Perdigoto, velho militante da Liga 28 de Maio e adepto, desde a primeira hora, do Estado Novo, membro da Assembleia Nacional, abriu um largo sorriso e exclamou:

- Um patriota como o meu amigo vai ser recebido de braços abertos. Será uma honra para mim propô-lo para ingressar neste grande movimento de regeneração da Pátria.

O desbragado Comandante Alfredo Carapau aspirou o charuto e aplaudiu:

- Finalmente, pá! Julgava que nunca mais te juntavas aos bons. É preciso acabar de vez com essa corja de comunistas, anarquistas e outros merdas que o Afonso Costa deixou de herança. Só de dizer o nome desse calhordas fico com pele de galinha.

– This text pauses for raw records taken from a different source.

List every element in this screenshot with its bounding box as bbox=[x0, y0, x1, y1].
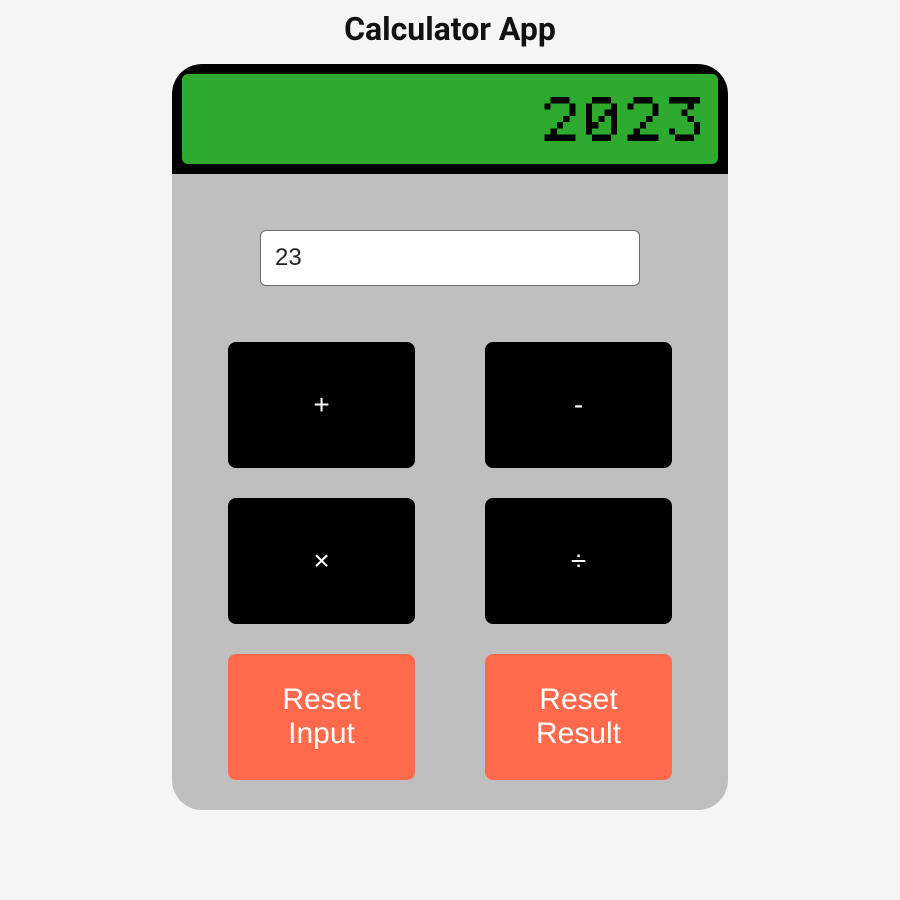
reset-result-button[interactable]: Reset Result bbox=[485, 654, 672, 780]
app-title: Calculator App bbox=[344, 10, 556, 48]
input-row bbox=[172, 230, 728, 286]
calculator-body: + - × ÷ Reset Input Reset Result bbox=[172, 64, 728, 810]
multiply-button[interactable]: × bbox=[228, 498, 415, 624]
display-frame bbox=[172, 64, 728, 174]
subtract-button[interactable]: - bbox=[485, 342, 672, 468]
reset-input-button[interactable]: Reset Input bbox=[228, 654, 415, 780]
number-input[interactable] bbox=[260, 230, 640, 286]
result-display bbox=[182, 74, 718, 164]
button-grid: + - × ÷ Reset Input Reset Result bbox=[172, 342, 728, 780]
divide-button[interactable]: ÷ bbox=[485, 498, 672, 624]
add-button[interactable]: + bbox=[228, 342, 415, 468]
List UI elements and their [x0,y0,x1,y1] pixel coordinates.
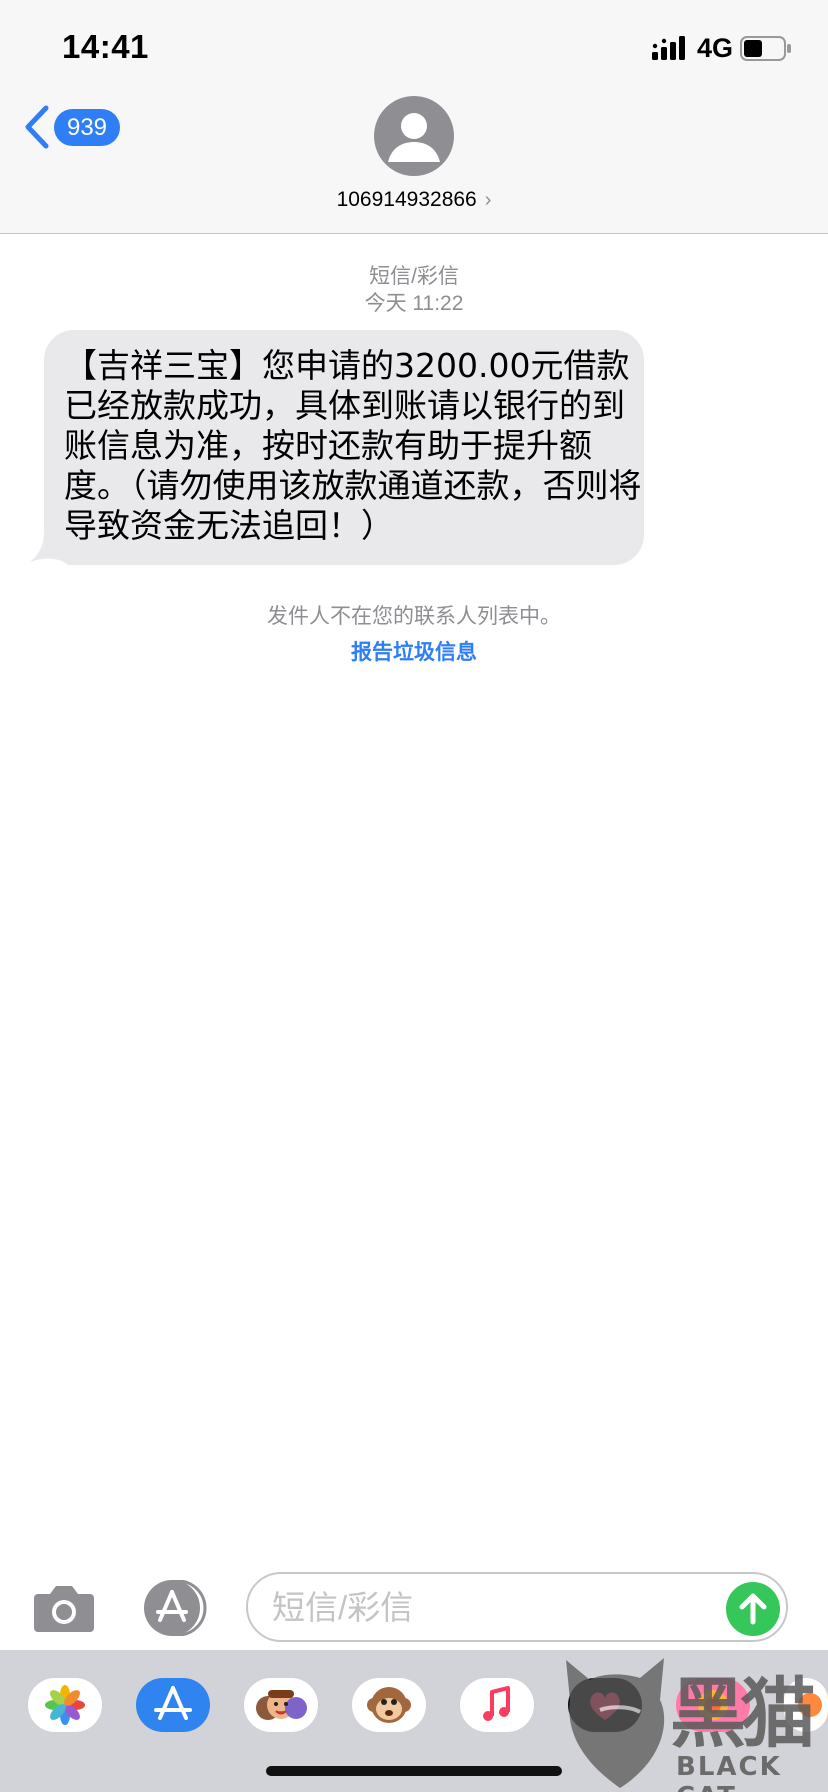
person-silhouette-icon [388,113,440,162]
chevron-right-icon: › [484,189,492,211]
home-indicator[interactable] [266,1766,562,1776]
animoji-monkey-icon[interactable] [352,1678,426,1732]
status-bar: 14:41 4G [0,0,828,96]
camera-icon[interactable] [32,1580,96,1636]
contact-avatar[interactable] [374,96,454,176]
incoming-message-bubble[interactable]: 【吉祥三宝】您申请的3200.00元借款已经放款成功，具体到账请以银行的到账信息… [28,330,644,565]
cat-logo-icon [566,1658,665,1788]
message-type-label: 短信/彩信 [369,265,459,288]
battery-icon [740,36,791,61]
contact-name-row[interactable]: 106914932866 › [0,188,828,212]
send-button[interactable] [726,1582,780,1636]
status-time: 14:41 [62,28,149,65]
signal-strength-icon [652,36,685,60]
app-store-button-icon[interactable] [138,1580,212,1636]
message-text: 【吉祥三宝】您申请的3200.00元借款已经放款成功，具体到账请以银行的到账信息… [64,346,642,545]
memoji-icon[interactable] [244,1678,318,1732]
photos-icon[interactable] [28,1678,102,1732]
arrow-up-icon [739,1593,767,1625]
music-icon[interactable] [460,1678,534,1732]
conversation-header: 14:41 4G 939 106914932866 › [0,0,828,234]
watermark-en: BLACK CAT [676,1752,782,1792]
message-input[interactable] [272,1586,712,1630]
black-cat-watermark: 黑猫 BLACK CAT [560,1640,828,1792]
appstore-icon[interactable] [136,1678,210,1732]
message-input-box[interactable] [246,1572,788,1642]
message-timestamp: 今天 11:22 [364,292,464,315]
not-in-contacts-note: 发件人不在您的联系人列表中。 [267,605,561,628]
unread-count-badge[interactable]: 939 [54,109,120,146]
back-chevron-icon[interactable] [22,104,52,150]
watermark-cn: 黑猫 [670,1669,816,1758]
contact-number[interactable]: 106914932866 [337,188,477,211]
report-junk-link[interactable]: 报告垃圾信息 [0,636,828,666]
network-type: 4G [697,33,734,63]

O Comandante falava vernáculo e o vozeirão chegava a todos os cantos do salão. Álvaro Penaguião segurou-lhe o braço:

- Fala baixo.

- É a minha voz, o que é que tu queres? Deus pôs-me a falar forte e grosso. Fica descansado que eu próprio vou tratar da tua inscrição no clube dos bons. Aí o Perdigoto é só para fazer de conta. Considera-te inscrito. - Mudando de tom, quase em rouca surdina: - Preciso de seis carradas de sabão até ao próximo fim-de-semana. Tenho negócio fechado com dinheiro na mão.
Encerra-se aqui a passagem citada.